Roboter entstammen schon lange nicht mehr nur Science-Fiction-Filmen oder wirren Zukunftsfantasien. Die Automobilindustrie, der Maschinenbau, der Elektroniksektor, die Nahrungsmittelbranche, die Pharmaindustrie und der Handel sind nur einige der Sektoren, die von Transportrobotern profitieren und aus deren Alltag sie nicht mehr wegzudenken sind.

Seit Jahren bewährt

In der Autoindustrie ist der Einsatz von Robotern schon seit Jahrzehnten nicht mehr ungewöhnlich. Seit der Automatisierung der Produktion schneiden und schweißen sie dort Teile und das schneller und präziser als es Menschen überhaupt könnten. Derzeit ist die Zusammenarbeit mit Mitarbeitern allerdings nur eingeschränkt möglich – Mensch und Maschine sind oft durch Sicherheitsgitter getrennt.
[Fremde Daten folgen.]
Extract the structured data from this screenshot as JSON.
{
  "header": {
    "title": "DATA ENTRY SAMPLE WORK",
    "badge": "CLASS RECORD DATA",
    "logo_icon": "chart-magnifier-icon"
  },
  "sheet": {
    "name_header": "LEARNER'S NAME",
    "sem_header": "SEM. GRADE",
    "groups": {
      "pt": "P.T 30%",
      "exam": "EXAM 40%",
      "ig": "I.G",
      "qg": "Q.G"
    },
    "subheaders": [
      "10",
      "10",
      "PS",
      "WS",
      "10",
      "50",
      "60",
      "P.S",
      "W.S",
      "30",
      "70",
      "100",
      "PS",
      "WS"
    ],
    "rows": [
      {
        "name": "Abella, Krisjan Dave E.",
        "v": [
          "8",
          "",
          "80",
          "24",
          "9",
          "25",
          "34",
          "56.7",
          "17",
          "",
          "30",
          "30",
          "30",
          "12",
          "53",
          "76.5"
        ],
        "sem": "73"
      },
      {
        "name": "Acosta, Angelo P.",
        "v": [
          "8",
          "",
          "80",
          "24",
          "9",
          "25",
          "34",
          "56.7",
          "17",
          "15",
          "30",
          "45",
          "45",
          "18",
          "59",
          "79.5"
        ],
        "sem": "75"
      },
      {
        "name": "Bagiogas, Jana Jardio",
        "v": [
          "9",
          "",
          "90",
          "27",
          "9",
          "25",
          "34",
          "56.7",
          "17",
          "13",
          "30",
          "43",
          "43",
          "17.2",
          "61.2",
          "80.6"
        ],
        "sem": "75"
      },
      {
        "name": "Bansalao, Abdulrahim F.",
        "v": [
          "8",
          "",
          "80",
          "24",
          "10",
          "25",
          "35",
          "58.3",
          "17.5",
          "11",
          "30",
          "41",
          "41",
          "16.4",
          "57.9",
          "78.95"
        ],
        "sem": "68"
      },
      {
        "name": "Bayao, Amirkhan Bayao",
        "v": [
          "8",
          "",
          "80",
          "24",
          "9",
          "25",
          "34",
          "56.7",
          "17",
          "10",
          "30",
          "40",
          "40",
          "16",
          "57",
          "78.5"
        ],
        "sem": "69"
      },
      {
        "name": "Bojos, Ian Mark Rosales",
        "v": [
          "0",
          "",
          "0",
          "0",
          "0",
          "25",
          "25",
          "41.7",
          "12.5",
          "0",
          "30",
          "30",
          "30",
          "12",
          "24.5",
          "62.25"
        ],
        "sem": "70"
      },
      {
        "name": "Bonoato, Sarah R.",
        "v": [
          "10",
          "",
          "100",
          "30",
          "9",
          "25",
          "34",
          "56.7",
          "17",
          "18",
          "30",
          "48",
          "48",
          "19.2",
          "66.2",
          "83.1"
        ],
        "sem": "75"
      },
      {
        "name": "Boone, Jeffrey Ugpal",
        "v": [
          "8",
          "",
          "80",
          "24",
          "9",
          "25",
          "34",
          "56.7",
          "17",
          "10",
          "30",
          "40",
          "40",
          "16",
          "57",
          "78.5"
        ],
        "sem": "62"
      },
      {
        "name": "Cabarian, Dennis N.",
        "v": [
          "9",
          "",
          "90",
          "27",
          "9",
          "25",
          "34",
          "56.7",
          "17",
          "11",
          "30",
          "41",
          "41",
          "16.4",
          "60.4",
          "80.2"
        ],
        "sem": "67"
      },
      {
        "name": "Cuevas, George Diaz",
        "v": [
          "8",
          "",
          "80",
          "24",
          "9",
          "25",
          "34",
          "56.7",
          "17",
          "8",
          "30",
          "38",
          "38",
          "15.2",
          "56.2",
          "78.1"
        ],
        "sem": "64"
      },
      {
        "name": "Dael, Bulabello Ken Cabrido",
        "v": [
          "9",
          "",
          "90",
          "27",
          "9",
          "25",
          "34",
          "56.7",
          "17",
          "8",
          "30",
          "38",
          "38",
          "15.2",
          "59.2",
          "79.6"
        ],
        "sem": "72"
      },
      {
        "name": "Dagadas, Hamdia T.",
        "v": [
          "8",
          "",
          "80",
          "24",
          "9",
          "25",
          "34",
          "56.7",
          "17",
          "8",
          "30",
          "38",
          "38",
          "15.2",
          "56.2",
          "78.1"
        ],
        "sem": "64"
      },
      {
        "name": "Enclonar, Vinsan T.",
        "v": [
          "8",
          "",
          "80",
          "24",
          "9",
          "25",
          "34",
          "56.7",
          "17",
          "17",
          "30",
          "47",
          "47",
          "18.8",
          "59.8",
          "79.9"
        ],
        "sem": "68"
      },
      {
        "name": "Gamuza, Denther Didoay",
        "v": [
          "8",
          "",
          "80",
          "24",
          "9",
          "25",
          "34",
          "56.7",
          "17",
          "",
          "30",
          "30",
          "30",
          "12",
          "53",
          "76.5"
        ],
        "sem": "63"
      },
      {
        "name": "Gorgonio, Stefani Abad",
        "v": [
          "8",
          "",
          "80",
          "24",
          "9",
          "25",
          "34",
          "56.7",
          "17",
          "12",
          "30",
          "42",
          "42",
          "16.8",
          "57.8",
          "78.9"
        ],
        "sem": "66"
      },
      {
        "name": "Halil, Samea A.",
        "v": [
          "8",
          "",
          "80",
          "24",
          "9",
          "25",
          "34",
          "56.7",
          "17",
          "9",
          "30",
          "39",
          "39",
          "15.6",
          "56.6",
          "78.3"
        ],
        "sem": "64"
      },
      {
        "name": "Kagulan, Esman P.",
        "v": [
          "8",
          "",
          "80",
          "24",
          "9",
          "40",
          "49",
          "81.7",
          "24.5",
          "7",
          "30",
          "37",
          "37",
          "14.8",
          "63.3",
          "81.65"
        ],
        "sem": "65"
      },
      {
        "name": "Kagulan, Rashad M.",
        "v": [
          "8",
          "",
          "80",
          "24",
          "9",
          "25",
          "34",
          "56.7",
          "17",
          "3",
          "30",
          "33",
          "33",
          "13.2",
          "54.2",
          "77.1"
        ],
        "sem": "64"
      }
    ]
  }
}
Neuere Systeme sollen intelligenter funktionieren und eine Zusammenarbeit ohne Schutzbereiche erlauben. Die Maschinen sollen so smart sein, dass sie erkennen, wenn ein Arbeiter sich nähert und automatisch zurückweichen. So soll Hand in Hand agiert werden. Die Forcierung solcher Eigenschaften ist das Ziel der Industrie 4.0.

Die intelligente Fabrik

Der Begriff Industrie 4.0 soll die vierte industrielle Revolution zum Ausdruck bringen. Die Automatisierungstechnik soll durch die Einführung von Verfahren der Selbstoptimierung, Selbstkonfiguration, Selbstdiagnose und Kognition intelligenter werden und so die Menschen bei ihrer zunehmend komplexen Arbeit besser unterstützen. Um dies zu gewährleisten, bedarf es einer durchgehenden Vernetzung. Denn nur so ist die Umsetzung einer smarten Intralogistik möglich.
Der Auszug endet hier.